The United Kingdom’s Oxford University has agreed to return a 500-year-old bronze idol of a saint believed to be stolen from a temple in Tamil Nadu to Bharat.
‘The Council of the University of Oxford on 11 March 2024 supported a claim from the Indian High Commission for the return of a 16th-century bronze sculpture of Saint Tirumankai Alvar from the Ashmolean Museum. This decision will now be submitted to the Charity Commission for approval’, said a statement from the university’s Ashmolean Museum.
The 60cm-tall statue of Saint Tirumankai Alvar was acquired by the Ashmolean Museum at the University of Oxford from Sotheby’s auction house in 1967 from the collection of a collector named Dr J.R. Belmont (1886-1981).
‘We were alerted to the origins of the ancient statue by an independent researcher in November 2023, following which it alerted the Indian High Commission’, said the museum.
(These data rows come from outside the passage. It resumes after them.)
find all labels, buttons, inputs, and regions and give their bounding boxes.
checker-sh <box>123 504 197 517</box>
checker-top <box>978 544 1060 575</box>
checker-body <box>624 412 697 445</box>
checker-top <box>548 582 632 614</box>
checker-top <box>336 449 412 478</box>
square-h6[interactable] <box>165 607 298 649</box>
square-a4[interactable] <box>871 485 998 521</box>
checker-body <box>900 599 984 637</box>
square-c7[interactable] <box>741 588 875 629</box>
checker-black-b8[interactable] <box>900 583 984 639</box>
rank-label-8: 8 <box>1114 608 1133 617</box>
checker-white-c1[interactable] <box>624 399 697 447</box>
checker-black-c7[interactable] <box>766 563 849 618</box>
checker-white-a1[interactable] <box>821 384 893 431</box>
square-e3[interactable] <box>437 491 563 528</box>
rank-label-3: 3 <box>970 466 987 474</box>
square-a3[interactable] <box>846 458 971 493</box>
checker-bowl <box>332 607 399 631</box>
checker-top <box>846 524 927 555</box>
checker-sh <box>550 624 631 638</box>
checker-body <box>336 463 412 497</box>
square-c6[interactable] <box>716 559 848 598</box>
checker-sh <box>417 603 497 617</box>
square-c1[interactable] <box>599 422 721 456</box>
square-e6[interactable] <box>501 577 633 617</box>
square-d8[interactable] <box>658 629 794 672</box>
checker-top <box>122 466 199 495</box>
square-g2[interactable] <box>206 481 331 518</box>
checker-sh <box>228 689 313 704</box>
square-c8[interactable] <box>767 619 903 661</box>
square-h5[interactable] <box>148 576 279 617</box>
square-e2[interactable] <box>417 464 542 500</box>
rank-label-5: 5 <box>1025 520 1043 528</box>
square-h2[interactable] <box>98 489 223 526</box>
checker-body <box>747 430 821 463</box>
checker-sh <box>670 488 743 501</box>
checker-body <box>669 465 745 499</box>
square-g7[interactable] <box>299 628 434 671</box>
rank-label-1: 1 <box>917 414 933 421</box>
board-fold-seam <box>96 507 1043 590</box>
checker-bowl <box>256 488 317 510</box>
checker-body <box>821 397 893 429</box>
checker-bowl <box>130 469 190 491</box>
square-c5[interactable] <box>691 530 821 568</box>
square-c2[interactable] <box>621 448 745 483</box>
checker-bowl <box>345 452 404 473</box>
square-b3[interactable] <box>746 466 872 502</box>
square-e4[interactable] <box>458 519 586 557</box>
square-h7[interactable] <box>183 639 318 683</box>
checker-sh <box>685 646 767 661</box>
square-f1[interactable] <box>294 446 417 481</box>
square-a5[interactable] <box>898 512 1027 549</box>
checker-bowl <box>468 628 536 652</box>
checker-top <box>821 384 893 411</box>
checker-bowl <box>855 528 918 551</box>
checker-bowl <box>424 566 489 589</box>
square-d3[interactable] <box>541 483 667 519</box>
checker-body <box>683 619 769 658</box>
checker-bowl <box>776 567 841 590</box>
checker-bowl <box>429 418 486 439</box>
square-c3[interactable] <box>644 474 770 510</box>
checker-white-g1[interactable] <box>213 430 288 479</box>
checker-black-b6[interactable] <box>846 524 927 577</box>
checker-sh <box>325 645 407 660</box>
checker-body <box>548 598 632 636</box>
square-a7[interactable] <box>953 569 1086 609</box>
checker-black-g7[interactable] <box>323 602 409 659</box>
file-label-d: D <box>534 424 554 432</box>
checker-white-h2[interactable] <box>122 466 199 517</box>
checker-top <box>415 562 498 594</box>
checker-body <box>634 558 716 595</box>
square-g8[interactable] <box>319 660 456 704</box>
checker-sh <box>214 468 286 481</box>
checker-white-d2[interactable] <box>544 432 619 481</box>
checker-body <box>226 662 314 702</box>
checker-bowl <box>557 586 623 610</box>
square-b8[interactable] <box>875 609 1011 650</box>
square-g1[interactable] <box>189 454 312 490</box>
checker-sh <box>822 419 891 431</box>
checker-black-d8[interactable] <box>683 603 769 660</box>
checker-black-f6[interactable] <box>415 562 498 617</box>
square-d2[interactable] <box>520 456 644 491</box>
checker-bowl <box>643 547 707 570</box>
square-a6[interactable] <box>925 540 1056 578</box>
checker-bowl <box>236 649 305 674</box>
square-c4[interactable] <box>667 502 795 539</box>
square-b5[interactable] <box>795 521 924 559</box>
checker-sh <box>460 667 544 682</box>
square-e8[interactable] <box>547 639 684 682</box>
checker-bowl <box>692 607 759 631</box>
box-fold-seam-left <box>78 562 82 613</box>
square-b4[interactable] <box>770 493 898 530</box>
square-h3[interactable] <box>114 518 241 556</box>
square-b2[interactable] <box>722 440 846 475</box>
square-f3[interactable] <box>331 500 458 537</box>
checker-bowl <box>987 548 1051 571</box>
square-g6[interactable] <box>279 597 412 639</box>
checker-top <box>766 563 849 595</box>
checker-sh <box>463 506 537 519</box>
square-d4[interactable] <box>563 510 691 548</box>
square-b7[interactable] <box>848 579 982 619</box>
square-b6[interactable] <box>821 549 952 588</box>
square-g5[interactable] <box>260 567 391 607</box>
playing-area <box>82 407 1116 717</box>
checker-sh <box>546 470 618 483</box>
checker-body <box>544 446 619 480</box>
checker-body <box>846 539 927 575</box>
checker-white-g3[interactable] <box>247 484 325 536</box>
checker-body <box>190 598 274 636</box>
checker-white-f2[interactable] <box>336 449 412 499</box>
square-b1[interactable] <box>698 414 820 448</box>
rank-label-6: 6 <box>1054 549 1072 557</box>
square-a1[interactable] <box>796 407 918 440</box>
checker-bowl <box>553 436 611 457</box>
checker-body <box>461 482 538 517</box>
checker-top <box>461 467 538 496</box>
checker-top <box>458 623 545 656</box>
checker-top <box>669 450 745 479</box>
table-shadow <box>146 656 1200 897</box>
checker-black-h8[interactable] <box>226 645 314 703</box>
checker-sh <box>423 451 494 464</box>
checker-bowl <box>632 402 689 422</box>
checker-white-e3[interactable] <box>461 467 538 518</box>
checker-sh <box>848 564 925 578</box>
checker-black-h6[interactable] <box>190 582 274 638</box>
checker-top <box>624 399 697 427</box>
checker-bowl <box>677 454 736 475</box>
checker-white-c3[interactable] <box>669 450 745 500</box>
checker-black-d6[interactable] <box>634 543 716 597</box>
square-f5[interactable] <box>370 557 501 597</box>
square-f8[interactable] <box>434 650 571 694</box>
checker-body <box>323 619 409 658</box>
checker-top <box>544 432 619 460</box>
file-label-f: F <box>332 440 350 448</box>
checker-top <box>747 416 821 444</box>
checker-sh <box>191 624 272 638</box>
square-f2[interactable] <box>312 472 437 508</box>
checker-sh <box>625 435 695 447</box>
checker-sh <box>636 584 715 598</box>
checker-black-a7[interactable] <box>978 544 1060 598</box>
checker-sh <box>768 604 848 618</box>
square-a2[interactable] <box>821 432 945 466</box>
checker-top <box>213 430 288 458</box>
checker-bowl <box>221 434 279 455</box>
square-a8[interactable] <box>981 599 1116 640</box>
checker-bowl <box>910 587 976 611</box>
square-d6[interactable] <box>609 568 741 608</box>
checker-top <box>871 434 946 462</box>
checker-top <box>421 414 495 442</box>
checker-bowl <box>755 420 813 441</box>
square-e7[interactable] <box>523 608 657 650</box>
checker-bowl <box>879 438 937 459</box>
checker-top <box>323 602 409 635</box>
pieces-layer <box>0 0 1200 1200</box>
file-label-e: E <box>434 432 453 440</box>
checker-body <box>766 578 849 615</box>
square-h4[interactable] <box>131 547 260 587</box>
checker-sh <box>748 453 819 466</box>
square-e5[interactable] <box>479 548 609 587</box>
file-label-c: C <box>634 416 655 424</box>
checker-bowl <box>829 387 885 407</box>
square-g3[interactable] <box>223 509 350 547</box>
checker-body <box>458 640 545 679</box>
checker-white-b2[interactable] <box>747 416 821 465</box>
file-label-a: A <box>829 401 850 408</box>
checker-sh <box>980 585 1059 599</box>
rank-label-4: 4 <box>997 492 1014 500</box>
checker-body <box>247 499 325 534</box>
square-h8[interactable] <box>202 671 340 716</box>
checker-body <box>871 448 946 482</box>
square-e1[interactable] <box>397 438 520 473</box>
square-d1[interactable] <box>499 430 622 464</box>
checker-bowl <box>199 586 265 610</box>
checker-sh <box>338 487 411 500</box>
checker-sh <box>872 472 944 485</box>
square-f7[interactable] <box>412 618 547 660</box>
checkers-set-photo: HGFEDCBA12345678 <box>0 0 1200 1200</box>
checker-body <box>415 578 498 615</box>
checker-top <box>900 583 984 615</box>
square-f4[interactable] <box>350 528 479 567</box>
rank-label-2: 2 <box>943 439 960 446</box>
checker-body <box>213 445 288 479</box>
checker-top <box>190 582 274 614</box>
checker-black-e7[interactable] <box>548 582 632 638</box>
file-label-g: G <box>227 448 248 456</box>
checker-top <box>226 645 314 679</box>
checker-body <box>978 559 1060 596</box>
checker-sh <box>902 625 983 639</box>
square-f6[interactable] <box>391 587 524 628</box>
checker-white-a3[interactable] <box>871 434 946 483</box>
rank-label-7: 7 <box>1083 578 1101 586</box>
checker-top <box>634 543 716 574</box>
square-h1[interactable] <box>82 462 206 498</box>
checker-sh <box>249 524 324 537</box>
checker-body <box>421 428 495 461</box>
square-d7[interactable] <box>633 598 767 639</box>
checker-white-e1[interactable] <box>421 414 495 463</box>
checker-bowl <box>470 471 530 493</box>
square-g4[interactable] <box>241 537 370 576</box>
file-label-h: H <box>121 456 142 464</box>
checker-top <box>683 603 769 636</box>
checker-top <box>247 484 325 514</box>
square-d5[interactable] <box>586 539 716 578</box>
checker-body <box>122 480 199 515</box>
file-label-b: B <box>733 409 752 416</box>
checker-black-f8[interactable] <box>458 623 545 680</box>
The Bharatiya government made a formal request for the bronze idol believed to be stolen from a temple in Tamil Nadu and found its way to a UK museum through auction.
The museum, which holds some of the world’s most famous art and archaeology artefacts, says it acquired the statue in good faith in 1967.
There have been many instances of stolen bharatiya artefacts being restored from the UK to Bharat, most recently in August 2023 when a limestone carved relief sculpture, originating from Andhra Pradesh, and a Navaneetha Krishna bronze sculpture originating from 17th century Tamil Nadu, were handed over to the Indian High Commissioner to the UK following a joint US-UK investigation involving Scotland Yard’s Art and Antiques Unit.